Washington and Tehran have really failed to make any headway in terms of negotiations, and signs of continued missile strikes continue in the region. And so we’re continuing to watch what transpires here and when we will get that resolution.
Okay, so what are we watching as we enter the second week of June? Well, on the economic data front, we’ll get the May CPI report on Wednesday. And after a strong jobs report indicating that the economy remains strong, investors really don’t want to see that inflation come with it.
However, we’ve seen supply chain pressures both in the energy and in tech sectors, and economists are already projecting a month-over-month increase of 0.5% in CPI and a year-over-year increase of 4.2%.
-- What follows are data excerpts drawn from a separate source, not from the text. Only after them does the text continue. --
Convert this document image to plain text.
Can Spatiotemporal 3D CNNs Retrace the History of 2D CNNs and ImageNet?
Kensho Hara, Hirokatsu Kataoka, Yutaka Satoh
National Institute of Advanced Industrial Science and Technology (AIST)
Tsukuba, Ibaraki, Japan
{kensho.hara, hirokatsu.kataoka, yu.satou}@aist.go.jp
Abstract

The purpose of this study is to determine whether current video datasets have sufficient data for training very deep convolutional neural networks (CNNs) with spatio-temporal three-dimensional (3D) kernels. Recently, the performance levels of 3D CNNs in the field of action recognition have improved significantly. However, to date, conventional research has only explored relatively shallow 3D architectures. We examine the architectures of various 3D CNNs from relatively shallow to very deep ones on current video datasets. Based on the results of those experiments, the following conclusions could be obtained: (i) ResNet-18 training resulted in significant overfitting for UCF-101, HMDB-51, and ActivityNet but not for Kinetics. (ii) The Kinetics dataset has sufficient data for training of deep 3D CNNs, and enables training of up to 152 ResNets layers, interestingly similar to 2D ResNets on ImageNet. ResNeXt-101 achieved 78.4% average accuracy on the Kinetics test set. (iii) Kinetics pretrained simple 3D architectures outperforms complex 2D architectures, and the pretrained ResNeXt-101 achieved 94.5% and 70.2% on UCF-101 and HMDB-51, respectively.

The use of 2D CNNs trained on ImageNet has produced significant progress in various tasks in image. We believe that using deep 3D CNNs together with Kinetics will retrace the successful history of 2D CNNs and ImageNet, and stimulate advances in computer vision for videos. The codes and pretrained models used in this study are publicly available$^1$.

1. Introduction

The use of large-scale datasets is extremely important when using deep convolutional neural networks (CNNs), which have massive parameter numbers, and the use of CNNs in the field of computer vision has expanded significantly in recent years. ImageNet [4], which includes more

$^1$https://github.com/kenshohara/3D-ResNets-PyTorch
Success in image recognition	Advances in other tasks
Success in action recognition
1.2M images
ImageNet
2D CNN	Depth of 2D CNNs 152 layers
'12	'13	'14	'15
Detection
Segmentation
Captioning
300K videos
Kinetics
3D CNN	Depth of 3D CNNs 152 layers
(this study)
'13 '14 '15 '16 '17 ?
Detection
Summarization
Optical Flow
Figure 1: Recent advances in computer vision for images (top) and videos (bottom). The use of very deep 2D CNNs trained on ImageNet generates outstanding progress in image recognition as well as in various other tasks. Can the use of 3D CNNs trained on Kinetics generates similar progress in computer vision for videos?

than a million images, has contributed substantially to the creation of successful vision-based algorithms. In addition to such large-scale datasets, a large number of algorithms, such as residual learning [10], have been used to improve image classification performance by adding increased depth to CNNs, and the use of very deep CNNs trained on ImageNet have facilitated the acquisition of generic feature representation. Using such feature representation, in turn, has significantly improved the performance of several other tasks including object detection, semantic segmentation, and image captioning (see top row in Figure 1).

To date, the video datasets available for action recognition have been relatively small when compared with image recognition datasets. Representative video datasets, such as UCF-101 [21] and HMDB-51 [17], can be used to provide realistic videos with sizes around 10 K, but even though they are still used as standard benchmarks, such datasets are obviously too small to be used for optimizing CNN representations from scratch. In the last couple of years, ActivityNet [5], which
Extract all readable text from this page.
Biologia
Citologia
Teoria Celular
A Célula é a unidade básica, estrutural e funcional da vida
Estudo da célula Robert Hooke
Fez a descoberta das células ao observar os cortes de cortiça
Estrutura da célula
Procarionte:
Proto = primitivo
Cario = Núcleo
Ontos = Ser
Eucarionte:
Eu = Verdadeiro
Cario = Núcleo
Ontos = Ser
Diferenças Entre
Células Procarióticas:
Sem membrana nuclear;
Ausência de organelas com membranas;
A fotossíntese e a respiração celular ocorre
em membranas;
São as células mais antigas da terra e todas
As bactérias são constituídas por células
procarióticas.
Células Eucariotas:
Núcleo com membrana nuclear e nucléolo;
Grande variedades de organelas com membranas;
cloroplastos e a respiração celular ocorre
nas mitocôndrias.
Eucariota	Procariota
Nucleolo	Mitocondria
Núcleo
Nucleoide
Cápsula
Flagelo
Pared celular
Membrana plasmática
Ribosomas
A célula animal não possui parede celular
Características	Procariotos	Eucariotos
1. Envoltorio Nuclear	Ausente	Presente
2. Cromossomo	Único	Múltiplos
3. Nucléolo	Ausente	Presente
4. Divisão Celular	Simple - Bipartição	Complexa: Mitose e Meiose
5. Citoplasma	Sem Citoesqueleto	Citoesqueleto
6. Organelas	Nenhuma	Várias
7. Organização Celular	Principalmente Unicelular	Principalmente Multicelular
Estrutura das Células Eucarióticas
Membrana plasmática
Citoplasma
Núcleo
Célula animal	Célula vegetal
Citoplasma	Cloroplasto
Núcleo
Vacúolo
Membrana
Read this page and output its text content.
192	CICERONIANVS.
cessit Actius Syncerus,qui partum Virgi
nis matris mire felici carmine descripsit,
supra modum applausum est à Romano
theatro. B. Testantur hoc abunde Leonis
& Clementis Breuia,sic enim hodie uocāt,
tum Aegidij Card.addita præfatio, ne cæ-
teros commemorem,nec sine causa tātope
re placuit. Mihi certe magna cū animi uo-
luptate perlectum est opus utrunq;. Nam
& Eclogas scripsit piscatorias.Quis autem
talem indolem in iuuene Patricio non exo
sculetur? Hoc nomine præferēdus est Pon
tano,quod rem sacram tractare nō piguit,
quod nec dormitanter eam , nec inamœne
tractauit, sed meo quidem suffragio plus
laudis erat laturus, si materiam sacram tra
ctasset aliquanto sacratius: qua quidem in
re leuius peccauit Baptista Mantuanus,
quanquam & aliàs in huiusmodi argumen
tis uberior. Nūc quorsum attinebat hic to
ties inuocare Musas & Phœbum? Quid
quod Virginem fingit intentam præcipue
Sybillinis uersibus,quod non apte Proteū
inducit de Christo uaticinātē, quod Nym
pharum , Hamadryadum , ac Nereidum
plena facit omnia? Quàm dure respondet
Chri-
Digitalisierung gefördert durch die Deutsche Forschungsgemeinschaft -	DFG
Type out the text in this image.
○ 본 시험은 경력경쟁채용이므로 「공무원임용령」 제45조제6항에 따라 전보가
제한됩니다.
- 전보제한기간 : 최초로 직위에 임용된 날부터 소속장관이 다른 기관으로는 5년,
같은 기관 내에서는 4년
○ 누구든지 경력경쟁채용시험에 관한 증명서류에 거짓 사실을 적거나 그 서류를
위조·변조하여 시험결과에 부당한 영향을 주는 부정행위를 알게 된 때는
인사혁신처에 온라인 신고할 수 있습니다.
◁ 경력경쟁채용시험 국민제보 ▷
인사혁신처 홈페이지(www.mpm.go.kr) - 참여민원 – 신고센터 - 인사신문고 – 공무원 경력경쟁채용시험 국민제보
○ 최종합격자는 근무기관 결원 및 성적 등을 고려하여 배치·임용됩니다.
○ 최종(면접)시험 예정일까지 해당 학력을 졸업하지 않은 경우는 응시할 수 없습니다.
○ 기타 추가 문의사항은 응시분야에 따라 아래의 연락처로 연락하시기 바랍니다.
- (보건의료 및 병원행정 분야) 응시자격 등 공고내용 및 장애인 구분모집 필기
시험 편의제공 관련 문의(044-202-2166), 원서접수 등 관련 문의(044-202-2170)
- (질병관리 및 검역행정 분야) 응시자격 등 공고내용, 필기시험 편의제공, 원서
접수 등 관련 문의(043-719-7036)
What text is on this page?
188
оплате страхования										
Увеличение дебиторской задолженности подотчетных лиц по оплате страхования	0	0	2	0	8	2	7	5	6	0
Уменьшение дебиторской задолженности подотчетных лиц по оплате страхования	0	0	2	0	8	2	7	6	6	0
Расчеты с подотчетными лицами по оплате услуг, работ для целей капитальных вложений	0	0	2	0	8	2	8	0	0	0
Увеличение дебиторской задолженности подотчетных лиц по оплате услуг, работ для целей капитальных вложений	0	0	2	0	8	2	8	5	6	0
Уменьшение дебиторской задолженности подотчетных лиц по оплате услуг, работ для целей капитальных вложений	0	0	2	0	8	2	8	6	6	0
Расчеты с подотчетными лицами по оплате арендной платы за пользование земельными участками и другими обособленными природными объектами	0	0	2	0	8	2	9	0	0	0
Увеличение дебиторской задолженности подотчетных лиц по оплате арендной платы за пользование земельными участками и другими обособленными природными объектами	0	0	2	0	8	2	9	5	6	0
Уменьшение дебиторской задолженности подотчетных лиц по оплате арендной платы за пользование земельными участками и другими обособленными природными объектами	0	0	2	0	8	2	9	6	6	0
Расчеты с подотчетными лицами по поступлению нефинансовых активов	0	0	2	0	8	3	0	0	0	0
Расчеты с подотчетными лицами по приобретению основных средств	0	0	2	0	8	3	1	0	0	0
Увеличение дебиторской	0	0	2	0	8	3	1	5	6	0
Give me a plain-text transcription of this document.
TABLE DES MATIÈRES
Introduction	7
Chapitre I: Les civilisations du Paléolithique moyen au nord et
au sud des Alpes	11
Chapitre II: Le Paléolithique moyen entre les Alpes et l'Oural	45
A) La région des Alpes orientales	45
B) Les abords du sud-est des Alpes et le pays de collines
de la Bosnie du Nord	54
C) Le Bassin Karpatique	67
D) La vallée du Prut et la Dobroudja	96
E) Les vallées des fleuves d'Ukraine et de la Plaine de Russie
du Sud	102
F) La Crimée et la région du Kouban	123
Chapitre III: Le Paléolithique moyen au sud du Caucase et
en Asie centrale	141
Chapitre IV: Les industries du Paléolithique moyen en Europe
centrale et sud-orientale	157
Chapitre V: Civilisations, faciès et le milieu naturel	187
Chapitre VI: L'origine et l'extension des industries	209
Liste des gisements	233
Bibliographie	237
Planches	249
The following day on Thursday, we’ll get the PPI, or the Producer Price Index, and economists are projecting an even higher number there, a 6.4% year-over-year increase.
Friday will really capture the market’s attention as SpaceX makes its public debut.
As Gary detailed last week, the company is expected to IPO at a one point eight trillion dollars market value. It’s truly an exciting time in markets.
However, we do note that IPOs do tend to be historically pretty volatile, especially in that first year. Many have been cut in half from their IPO price during those first twelve months.
Additionally, from a market structure perspective, the NASDAQ and the Russell Indices changed their index inclusion rules so that SpaceX will enter their benchmarks sooner than other IPOs have entered in the past.
For example, NASDAQ indicated that SpaceX will enter its benchmark in just fifteen trading days after its IPO.
Despite this announcement, the S and P or S and P Dow Jones did not follow suit.
Thus, the earliest we’ll see SpaceX get included in the S and P five hundred Index will be twelve months from now, in June of 2027.